Besides the teaching of harmony theory and counterpoint, he pursued rigorous studies in modern composition, and worked on computer based technology applied to music and acoustics. In his music one can hear the profound inspiration of the Italian operatic tradition born of early cultural experiences. Nevertheless, his compositions are much influenced by his American education, revealing a unique and exotic combination of popular melodies of his native region, jazz rhythms and classical traditions. He is a prolific composer and has written compositions for all kinds of combinations of instruments: orchestral, choral and band pieces, three string quartets, concertos and sonatas for cello, violin, flute, clarinet, tuba, woodwind quintets, piano trios, piano quartets, piano quintets. He has also written commissioned works for the Philarmonic Symphony of the Marche (Introitus); the Stanford Chamber Chorale (Magnificat); the Woodwind Quartet of Stanford University; The University of California, Berkeley (Berkeley Pictures), and for the Elfenworks Foundation (La Povertà ). He is currently working on several musical projects among which a new CD in collaboration with Paolo Ugoletti and Domenico Clapasson. The musical pieces of this new recording are based on Gianni Rodari’s literary texts – nursery rhymes and poems – conceived and written for a young public. But the heart of his current efforts converges in the composition of a new opera entitled Oxford Companions to a libretto by D.S. Neil Van Leeuwen. The libretto brings back to the memory a tragic chapter of European history as that of the Second World War and the persecution of the Jews in Nazi Germany.
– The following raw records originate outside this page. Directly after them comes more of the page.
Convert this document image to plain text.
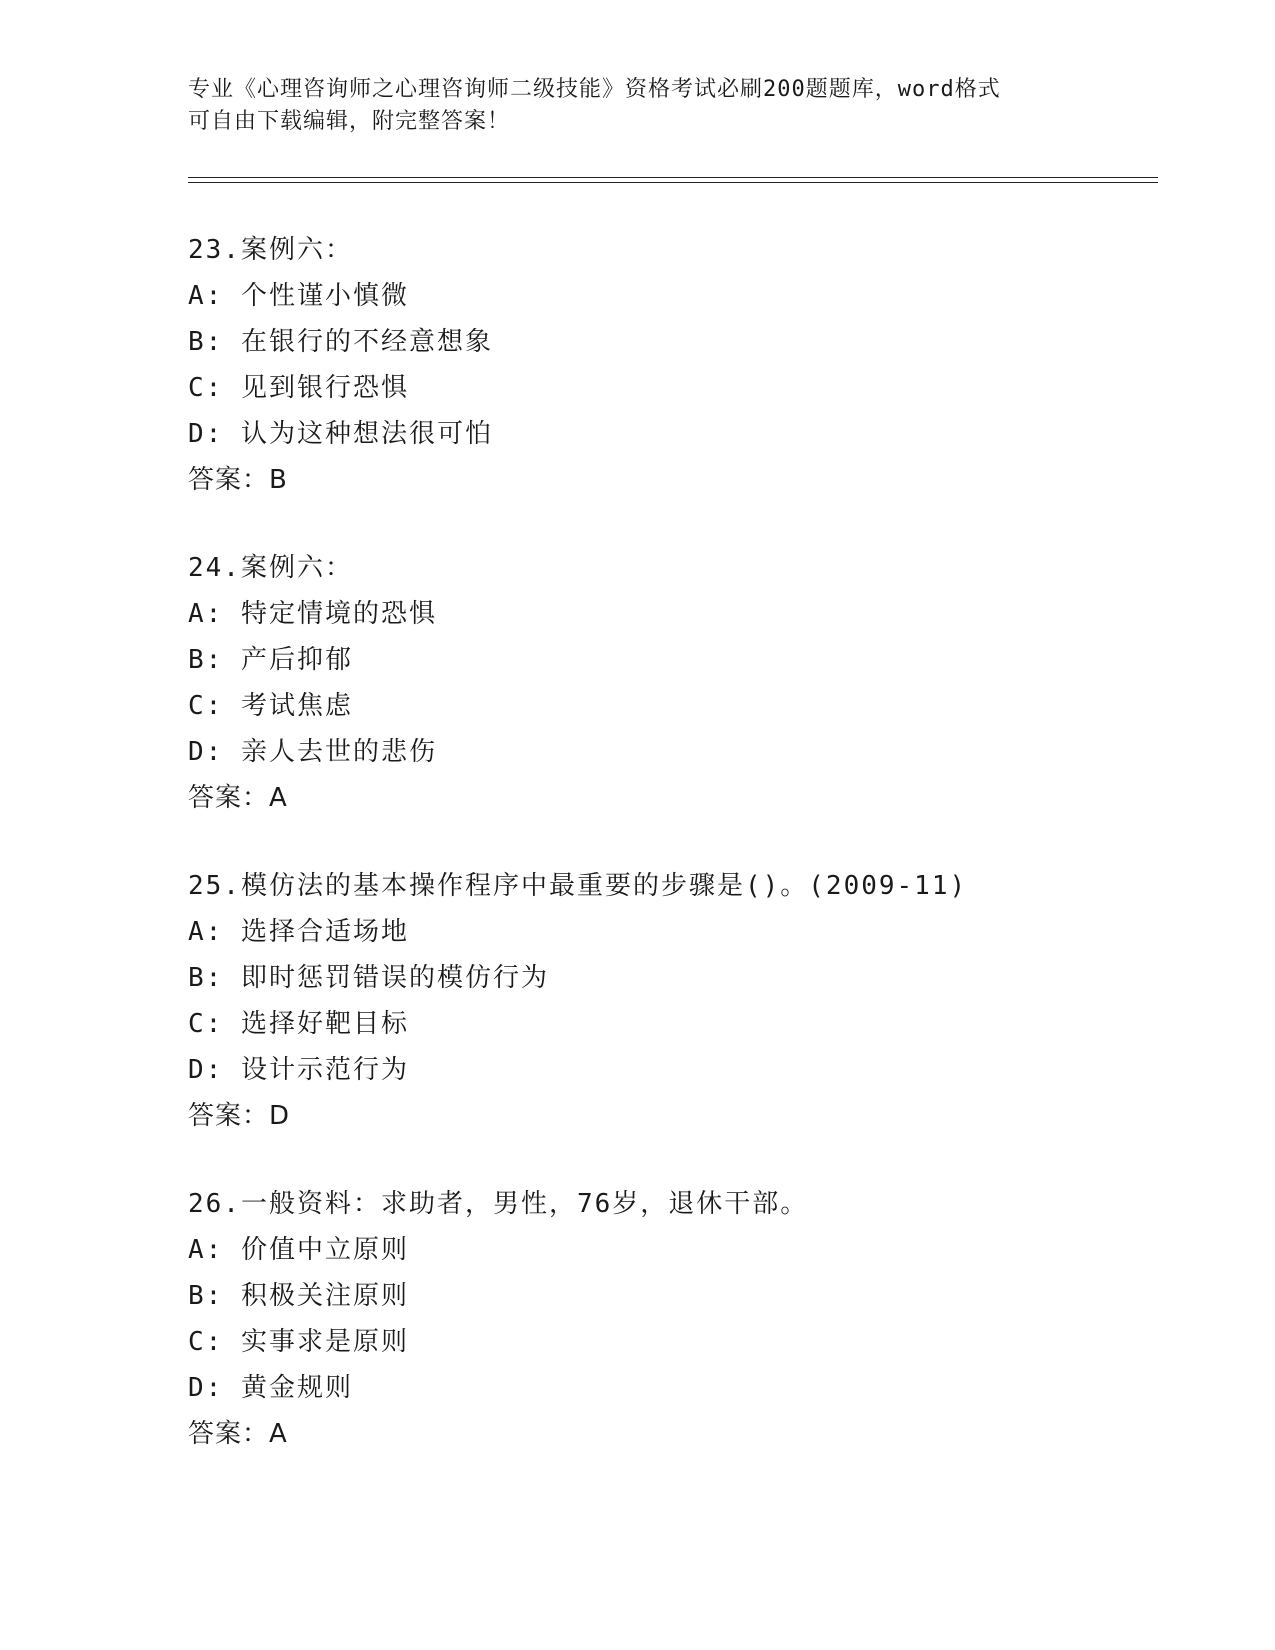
专业《心理咨询师之心理咨询师二级技能》资格考试必刷200题题库，word格式
可自由下载编辑，附完整答案！
23.案例六：
A: 个性谨小慎微
B: 在银行的不经意想象
C: 见到银行恐惧
D: 认为这种想法很可怕
答案：B
24.案例六：
A: 特定情境的恐惧
B: 产后抑郁
C: 考试焦虑
D: 亲人去世的悲伤
答案：A
25.模仿法的基本操作程序中最重要的步骤是()。(2009-11)
A: 选择合适场地
B: 即时惩罚错误的模仿行为
C: 选择好靶目标
D: 设计示范行为
答案：D
26.一般资料：求助者，男性，76岁，退休干部。
A: 价值中立原则
B: 积极关注原则
C: 实事求是原则
D: 黄金规则
答案：A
Giancarlo Aquilanti is professionally active as a conductor, composer and educator. He is often called to direct concerts outside the academic arena, to give lectures explaining the theory and development of his compositions, and to hold workshops for American Bands and Wind Ensembles. His music has been performed in many European cities, as well as in the United States. He is also in demand both as a pianist and as a conductor, and has performed in international tours in China, Italy, Germany, Hungary, New Zealand, Australia, Spain, Portugal and Morocco with the Stanford Symphonic Orchestra and the Stanford Wind Ensemble, which he has directed since 1996.